One of the hardest things I've been trying to locate is a source of 19th century toys. A Bilbo Catcher, cloth balls, leather balls, rings to be rolled with sticks down the street, hopscotch, blocks, dolls, pick-up sticks, table top nine pin, marbles, rocking horses, tops, etc. are some of what I've found. I'm wondering if you, my blog readers have come up with others.

Below is an excerpt from a book written in 1888 based on the letters, poems and selected prose of David Gray. What I find interesting in his list of dolls is "dolls that speak." This has me curious, what did they say? How did they work? Again, I'm reminded that it is not only modern man who was inventive. Here's the excerpt.
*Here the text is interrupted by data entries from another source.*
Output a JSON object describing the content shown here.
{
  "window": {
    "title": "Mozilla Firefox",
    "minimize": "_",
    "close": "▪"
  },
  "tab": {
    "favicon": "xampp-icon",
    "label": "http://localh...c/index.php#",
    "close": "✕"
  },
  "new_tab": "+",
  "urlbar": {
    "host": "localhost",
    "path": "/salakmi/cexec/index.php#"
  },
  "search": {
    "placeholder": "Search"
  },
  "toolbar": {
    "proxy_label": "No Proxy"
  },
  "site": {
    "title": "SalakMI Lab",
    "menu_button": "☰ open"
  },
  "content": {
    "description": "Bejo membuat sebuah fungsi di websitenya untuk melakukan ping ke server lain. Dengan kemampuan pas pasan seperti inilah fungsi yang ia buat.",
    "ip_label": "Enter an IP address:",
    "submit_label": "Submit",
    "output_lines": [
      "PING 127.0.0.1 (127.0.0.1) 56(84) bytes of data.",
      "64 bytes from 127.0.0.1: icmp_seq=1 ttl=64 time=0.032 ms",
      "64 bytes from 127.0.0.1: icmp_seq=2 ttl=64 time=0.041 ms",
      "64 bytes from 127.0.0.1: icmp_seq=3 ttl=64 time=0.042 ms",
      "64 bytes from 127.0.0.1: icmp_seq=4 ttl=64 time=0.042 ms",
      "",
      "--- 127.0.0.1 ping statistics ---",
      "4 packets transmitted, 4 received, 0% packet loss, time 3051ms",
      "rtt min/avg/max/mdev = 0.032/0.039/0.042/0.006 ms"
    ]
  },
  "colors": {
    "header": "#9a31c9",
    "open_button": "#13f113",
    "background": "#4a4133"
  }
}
For example, there are factories, employing hundreds of work-people, where only dolls are made, and these, chiefly, for the American market. Dolls that speak, and dolls that squeak ; dolls dressed, and dolls in a state of nature; dolls with wax heads, and dolls with porcelain heads; dolls in all stages of dollhood, and acres of the disjecta membra of dolls, I have seen in one of these places;—a perfect doll-chaos, in fact, it seemed, in which hundreds of thousands of little human effigies were getting themselves created, in order to be dandled and kissed, and, finally, to have their heads smashed, by children over the sea. I could not help thinking, in the course of my visit to this factory, what an immense amount of solid pleasure it was organizing, with its hundreds of busy hands, and how brightly it contrasted with another far greater workshop we had seen, in which Germany was having its cannons cast, to murder people withal.